There are different opinions about the effects of GnRHa treatment on BMI. Lee et al. (27) reported the changes in BMI-SDS of 38 girls with early puberty who received GnRHa treatment for 18 months. BMI-SDS increased from 0.58 ± 1.1 at baseline to 0.79 ± 0.84 after 12 months of treatment and to 0.96 ± 0.83 after 18 months of treatment. There was a significant increase in BMI-SDS with treatment. In a study by Wolters et al. (28), 92 children with CPP and early puberty receiving GnRHa treatment were assessed according to their weight status at baseline and change in weight with treatment. Surprisingly, BMI-SDS increased with treatment in normal-weight children (0.32 ± 0.66) but remained stable in overweight children (-0.02 ± 0.27). In addition, when BMI-SDS of 25 overweight children who were not treated with GnRHa was compared with 25 overweight children who received treatment, it was observed that BMI-SDS increased more in the untreated group at the end of the treatment period ( +0.18 ± 0.22 in untreated group vs -0.02 ± 0.27 in treated group). None of the overweight children received any lifestyle modification intervention or any changes in their diet or exercise habits.

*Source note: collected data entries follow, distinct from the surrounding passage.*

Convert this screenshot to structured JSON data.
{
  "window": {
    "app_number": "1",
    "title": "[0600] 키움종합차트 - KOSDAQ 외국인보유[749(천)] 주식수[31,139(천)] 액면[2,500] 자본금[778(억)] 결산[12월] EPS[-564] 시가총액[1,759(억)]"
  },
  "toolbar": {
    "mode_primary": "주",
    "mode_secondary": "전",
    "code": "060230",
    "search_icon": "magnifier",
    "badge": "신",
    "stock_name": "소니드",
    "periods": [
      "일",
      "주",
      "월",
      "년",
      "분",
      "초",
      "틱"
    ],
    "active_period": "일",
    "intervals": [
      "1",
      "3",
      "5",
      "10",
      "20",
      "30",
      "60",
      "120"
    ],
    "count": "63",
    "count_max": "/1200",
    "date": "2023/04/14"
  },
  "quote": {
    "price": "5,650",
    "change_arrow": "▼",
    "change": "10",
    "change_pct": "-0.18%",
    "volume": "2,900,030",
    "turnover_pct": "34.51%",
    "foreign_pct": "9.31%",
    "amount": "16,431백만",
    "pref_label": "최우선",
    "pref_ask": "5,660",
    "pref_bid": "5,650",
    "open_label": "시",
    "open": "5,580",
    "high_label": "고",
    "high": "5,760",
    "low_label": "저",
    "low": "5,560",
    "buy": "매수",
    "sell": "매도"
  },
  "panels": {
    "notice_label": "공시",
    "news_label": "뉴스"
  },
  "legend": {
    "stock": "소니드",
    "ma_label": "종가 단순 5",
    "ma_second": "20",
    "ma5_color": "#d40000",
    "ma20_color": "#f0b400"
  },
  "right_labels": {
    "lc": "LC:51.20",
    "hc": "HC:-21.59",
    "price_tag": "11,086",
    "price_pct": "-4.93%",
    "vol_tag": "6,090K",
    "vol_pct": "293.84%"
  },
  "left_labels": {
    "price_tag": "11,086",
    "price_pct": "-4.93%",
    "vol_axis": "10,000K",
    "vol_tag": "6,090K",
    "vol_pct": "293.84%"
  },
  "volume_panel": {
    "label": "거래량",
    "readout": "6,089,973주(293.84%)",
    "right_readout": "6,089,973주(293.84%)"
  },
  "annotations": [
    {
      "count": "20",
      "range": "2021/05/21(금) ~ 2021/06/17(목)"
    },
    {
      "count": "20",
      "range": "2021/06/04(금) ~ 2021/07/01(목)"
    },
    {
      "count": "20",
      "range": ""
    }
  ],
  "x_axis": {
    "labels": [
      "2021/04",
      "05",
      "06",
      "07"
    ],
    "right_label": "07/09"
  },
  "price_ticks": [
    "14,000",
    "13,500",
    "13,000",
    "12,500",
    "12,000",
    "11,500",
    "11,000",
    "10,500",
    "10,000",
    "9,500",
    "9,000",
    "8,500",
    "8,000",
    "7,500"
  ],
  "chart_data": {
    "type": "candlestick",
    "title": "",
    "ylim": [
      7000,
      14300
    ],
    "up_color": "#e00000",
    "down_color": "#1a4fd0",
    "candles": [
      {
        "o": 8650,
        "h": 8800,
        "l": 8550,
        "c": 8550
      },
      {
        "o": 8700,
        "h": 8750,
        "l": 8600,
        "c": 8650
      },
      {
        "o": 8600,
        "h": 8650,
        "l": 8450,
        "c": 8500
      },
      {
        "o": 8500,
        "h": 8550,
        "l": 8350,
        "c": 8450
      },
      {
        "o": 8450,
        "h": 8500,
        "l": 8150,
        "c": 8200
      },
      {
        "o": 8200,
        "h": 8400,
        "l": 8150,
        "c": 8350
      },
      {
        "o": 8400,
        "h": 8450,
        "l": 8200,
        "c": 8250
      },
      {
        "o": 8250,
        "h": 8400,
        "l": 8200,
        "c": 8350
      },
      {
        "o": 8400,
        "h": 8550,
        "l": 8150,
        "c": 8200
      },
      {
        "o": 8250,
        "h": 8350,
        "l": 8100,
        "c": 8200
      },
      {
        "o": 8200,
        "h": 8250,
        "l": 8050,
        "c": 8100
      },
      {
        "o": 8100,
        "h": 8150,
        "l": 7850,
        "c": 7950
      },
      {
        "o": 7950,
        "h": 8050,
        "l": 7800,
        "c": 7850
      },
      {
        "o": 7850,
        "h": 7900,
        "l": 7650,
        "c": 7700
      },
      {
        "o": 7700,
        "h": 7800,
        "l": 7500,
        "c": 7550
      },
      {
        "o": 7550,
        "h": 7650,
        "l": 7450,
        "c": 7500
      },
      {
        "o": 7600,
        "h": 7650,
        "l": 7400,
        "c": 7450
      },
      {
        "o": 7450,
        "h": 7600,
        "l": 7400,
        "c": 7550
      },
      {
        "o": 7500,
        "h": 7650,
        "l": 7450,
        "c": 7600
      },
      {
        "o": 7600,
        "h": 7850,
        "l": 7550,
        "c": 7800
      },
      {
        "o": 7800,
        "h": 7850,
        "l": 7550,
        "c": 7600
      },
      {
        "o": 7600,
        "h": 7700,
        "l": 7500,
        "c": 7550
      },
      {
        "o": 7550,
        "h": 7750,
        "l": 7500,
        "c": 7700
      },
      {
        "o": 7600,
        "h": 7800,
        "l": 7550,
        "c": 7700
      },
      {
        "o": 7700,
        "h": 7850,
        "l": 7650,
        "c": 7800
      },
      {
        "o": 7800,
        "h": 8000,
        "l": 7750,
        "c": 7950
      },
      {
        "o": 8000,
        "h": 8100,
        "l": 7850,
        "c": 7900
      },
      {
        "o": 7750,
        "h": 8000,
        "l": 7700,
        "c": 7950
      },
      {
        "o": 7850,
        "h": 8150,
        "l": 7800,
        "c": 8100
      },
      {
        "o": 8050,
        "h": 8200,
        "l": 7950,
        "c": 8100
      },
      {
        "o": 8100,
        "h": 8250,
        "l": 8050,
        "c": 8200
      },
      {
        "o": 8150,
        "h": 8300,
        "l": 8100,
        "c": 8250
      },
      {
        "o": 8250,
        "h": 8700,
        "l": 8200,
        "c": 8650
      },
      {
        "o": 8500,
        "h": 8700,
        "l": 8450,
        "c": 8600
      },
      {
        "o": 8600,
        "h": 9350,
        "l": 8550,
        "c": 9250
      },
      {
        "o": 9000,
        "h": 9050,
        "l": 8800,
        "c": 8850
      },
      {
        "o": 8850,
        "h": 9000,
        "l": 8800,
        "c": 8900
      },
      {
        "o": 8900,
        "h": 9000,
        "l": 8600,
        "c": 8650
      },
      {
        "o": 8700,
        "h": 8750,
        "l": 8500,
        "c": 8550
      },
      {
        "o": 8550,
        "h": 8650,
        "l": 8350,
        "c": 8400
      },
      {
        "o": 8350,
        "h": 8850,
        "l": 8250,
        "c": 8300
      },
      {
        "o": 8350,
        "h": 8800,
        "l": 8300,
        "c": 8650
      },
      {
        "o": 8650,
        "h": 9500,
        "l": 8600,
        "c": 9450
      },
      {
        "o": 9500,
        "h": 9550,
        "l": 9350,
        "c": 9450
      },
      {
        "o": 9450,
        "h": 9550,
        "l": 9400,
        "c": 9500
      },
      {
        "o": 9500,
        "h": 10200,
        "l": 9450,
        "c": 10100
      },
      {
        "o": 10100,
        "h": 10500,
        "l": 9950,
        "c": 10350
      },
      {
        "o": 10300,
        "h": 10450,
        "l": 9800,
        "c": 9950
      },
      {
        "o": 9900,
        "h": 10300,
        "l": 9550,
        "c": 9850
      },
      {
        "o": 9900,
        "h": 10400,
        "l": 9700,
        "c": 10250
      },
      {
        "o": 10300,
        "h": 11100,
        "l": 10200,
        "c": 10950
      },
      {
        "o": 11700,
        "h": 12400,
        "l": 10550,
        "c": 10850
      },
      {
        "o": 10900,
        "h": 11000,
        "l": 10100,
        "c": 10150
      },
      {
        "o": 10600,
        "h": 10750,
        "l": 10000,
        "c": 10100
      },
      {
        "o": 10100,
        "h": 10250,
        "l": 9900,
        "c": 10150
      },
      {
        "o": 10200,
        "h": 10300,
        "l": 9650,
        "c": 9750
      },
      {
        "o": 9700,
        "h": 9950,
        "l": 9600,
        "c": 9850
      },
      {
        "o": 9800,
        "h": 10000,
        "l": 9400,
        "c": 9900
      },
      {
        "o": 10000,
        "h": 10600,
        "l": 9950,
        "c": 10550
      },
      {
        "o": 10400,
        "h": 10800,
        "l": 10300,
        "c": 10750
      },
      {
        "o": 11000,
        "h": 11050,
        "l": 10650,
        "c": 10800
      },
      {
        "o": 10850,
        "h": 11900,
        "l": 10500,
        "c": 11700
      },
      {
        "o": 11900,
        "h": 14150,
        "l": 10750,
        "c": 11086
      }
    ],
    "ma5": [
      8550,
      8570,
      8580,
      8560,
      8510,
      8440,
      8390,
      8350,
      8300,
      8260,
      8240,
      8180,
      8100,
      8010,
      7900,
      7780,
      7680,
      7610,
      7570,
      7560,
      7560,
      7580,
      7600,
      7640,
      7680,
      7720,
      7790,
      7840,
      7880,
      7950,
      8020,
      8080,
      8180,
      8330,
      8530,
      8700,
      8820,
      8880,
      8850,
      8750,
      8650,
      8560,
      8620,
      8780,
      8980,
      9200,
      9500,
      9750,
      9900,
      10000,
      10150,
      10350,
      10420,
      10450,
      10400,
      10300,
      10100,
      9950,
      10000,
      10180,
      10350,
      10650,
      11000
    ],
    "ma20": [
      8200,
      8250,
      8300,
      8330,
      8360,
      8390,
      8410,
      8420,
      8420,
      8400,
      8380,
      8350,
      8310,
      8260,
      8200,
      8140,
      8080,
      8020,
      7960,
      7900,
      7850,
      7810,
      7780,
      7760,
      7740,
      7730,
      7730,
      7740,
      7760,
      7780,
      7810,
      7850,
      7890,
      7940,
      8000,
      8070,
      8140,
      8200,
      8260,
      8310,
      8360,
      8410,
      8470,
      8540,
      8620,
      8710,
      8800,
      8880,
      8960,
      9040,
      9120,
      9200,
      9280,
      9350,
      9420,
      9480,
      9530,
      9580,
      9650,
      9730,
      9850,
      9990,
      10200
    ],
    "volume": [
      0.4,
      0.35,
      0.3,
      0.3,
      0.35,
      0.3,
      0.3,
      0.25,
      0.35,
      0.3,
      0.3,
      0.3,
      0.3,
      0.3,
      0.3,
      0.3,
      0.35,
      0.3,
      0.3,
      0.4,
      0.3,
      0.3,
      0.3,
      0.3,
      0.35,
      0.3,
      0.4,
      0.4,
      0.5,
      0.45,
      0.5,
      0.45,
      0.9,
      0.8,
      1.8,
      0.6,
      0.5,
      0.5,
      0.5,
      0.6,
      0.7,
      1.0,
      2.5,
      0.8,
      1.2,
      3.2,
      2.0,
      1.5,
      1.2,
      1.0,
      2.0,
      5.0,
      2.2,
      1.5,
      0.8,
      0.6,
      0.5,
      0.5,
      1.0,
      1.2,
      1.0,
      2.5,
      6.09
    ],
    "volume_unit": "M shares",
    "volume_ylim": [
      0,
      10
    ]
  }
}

As a result, GnRHa treatment was reported to have a positive effect on BMI-SDS in overweight children. Brito et al. (29) found that 42% of 45 female patients with PP who received GnRHa treatment were found to be overweight at the beginning of treatment, 47% at the end of treatment and 40% when they reached FH and it was reported that GnRHa treatment did not cause a significant increase in BMI. In our study, similar to the study of Brito et al. (29), BMI and BMI-SDS were similar between Groups 1 and 2 and between Groups 3 and 4 at baseline, and no significant difference was found between the groups with treatment.
Study Limitations
The limitations of the study were the retrospective design of the study, irregular follow-up of the patients and the small number of cases. It was planned to call back the cases to the hospital to evaluate their heights when they were thought to have reached the final height. However, since this period coincided with and after the COVID pandemic, a sufficient number of patients could not be reached and final heights could not be reported. Since the patients followed up had not yet reached FH, the effects of treatment were evaluated on the basis of PAH. PAH measurement is a BA-based measurement and the Greulich-Pyle atlas is used in BA assessment, and the fact that it is a subjective measurement method casts doubt on the reliability of the study on PAH.
Conclusion
In conclusion, since the changes in anthropometric values were similar in all groups in this study, it was concluded that treatment with GnRHa did not have a significant effect on anthropometric values in our limited patient group. Patients have been followed for a certain period of time and their development is not yet complete, so these results may be variable.